Gesund studieren

Healthy Campus Mainz

Studierende von heute sind die Führungskräfte von morgen. Auch deshalb wird die JGU in den kommenden Jahren ein ganzheitliches studentisches Gesundheitsmanagement (SGM) aufbauen. SGM zielt darauf ab, gesundheitsfördernde Strukturen an Hochschulen zu entwickeln sowie Gesundheit, Leistung und Erfolg von einzelnen Studierenden nachhaltig zu erhalten und zu fördern. Das Modellvorhaben „Healthy Campus Mainz - gesund studieren“ strebt hier einen ganzheitlichen Ansatz an. Es integriert umfassende neue Aspekte der körperlichen, psychischen und sozialen Gesundheit, verknüpft bereits bestehenden Angebote der Universität und stimmt diese gezielt und systematisch aufeinander ab. Durch ein solches nachhaltiges Gesundheitsmanagement sind langfristige Effekte möglich, die sich auch über die Studienzeit hinaus im Erwerbsleben entfalten.
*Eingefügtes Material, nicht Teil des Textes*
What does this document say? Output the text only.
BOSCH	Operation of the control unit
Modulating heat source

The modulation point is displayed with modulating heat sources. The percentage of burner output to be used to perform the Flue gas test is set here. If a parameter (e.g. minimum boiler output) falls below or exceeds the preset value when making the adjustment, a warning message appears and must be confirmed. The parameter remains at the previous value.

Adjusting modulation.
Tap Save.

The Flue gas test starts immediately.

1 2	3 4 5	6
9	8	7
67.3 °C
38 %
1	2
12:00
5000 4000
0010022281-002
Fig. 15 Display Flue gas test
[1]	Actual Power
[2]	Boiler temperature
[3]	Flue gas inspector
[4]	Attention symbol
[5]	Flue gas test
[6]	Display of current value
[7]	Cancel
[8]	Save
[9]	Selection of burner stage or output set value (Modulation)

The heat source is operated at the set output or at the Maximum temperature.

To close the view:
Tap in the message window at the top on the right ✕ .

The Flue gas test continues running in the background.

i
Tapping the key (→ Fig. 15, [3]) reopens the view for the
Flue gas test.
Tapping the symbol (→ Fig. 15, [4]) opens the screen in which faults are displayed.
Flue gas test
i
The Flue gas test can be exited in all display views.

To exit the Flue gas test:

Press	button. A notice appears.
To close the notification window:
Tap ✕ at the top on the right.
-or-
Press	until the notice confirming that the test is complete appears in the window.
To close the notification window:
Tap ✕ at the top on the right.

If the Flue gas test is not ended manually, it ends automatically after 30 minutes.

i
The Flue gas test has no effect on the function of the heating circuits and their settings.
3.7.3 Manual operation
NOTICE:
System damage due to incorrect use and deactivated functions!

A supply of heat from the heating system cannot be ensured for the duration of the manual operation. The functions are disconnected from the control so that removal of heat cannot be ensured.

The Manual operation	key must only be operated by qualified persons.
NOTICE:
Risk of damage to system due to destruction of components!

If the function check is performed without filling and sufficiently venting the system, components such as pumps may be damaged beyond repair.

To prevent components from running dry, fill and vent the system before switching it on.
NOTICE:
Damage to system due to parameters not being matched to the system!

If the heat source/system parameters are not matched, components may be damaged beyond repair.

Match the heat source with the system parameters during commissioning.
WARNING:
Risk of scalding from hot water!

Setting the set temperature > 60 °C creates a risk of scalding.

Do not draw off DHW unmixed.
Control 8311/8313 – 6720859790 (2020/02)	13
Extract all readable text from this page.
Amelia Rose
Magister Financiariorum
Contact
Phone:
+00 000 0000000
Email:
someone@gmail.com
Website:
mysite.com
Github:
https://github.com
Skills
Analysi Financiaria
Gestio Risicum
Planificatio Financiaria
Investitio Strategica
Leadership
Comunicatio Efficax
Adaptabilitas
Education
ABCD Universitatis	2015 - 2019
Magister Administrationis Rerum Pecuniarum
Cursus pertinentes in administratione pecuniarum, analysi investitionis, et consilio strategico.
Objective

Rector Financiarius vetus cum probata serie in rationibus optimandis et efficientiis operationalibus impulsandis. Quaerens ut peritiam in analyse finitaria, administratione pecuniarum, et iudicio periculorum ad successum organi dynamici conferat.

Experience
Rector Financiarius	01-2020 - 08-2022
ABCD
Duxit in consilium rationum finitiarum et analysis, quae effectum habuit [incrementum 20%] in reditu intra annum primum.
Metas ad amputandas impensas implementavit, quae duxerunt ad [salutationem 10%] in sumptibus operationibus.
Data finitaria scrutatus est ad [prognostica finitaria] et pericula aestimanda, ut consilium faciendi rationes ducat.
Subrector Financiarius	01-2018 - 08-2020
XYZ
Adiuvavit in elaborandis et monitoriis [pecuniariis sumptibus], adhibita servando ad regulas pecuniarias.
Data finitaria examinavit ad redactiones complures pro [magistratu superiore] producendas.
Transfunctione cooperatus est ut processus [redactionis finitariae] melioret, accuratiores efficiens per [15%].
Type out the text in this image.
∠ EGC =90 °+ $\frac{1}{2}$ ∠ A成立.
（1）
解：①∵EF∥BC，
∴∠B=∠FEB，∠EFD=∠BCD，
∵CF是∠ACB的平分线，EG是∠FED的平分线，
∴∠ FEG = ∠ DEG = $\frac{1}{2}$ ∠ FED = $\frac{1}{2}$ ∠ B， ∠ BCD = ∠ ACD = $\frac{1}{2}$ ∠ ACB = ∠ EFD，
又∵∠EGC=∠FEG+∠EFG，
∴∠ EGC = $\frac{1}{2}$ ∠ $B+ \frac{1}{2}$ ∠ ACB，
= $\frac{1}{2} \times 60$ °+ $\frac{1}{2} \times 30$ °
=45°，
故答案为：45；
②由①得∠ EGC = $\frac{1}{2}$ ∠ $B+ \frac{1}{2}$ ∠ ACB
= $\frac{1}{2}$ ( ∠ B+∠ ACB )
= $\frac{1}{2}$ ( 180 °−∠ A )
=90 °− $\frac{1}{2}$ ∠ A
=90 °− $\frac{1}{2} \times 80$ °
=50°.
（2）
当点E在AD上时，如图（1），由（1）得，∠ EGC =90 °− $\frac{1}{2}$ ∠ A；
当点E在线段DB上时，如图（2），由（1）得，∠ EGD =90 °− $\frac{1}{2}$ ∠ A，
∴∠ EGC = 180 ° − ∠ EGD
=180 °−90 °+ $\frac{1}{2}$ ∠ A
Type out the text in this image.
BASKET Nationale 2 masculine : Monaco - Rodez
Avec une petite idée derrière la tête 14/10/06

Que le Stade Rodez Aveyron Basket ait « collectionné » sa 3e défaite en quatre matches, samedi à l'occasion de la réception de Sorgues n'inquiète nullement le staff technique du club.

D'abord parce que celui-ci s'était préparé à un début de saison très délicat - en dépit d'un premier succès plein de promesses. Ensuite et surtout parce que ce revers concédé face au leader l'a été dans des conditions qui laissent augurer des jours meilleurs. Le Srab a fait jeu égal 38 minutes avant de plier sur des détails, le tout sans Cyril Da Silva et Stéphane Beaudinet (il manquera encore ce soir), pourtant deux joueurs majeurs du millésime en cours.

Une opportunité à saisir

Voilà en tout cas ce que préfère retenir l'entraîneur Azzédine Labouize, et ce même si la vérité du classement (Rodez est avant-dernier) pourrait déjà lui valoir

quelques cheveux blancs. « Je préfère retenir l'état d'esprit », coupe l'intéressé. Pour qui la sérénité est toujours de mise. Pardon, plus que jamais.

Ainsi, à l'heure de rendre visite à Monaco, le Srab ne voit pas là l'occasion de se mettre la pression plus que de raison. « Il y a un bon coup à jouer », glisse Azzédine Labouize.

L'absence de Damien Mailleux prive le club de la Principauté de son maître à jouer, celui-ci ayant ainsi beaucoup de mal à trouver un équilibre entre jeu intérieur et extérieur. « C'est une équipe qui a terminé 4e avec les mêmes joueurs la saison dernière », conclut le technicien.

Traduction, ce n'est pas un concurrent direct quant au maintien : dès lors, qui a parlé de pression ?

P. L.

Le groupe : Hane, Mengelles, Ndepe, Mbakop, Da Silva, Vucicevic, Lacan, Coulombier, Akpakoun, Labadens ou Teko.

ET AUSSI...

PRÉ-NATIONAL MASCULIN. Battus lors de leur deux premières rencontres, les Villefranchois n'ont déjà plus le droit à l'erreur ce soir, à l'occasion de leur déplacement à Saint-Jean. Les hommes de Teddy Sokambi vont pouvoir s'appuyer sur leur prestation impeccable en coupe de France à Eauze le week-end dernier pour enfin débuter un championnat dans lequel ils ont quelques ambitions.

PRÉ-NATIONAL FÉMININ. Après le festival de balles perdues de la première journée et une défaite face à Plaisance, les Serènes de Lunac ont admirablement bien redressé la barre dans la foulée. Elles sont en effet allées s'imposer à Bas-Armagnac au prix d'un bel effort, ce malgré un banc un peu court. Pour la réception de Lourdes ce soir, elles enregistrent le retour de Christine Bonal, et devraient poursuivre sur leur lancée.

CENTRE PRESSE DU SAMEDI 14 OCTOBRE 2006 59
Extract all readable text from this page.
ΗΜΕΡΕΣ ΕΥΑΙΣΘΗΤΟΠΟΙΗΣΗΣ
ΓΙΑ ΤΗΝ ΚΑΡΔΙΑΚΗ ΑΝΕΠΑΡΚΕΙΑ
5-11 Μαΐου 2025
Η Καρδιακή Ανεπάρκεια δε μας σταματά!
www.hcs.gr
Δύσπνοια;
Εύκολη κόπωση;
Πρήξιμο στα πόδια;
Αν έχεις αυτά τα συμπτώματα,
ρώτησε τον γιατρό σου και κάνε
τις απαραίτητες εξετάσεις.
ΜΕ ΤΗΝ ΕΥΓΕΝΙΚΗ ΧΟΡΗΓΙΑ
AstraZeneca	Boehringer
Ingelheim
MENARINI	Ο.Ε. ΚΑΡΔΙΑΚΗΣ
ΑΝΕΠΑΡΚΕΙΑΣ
„Healthy Campus Mainz - gesund studieren“ ist ein Kooperationsprojekt zwischen der Universitätsmedizin der JGU, der JGU und der BARMER. Sie fördert das Modellvorhaben mit rund 1,5 Millionen Euro im Rahmen des Gesetzes zur Stärkung der Gesundheitsförderung und der Prävention (§ 20g SGB V). Die Arbeit im Projekt basiert auf wissenschaftlichen Erkenntnissen. Im Sommersemester 2019 wurden die Studierenden in Mainz erstmals im Rahmen einer Vollerhebung zu verschiedenen gesundheitlichen Schwerpunktthemen befragt, um darauf aufbauend geeignete Maßnahmen zur Prävention und Gesundheitsförderung zu identifizieren und umzusetzen. Ziel ist es, diese Maßnahmen in der Folge hinsichtlich ihrer Effektivität zu evaluieren und zu optimieren und so ein nachhaltiges Gesundheitsmanagement an der JGU zu entwickeln.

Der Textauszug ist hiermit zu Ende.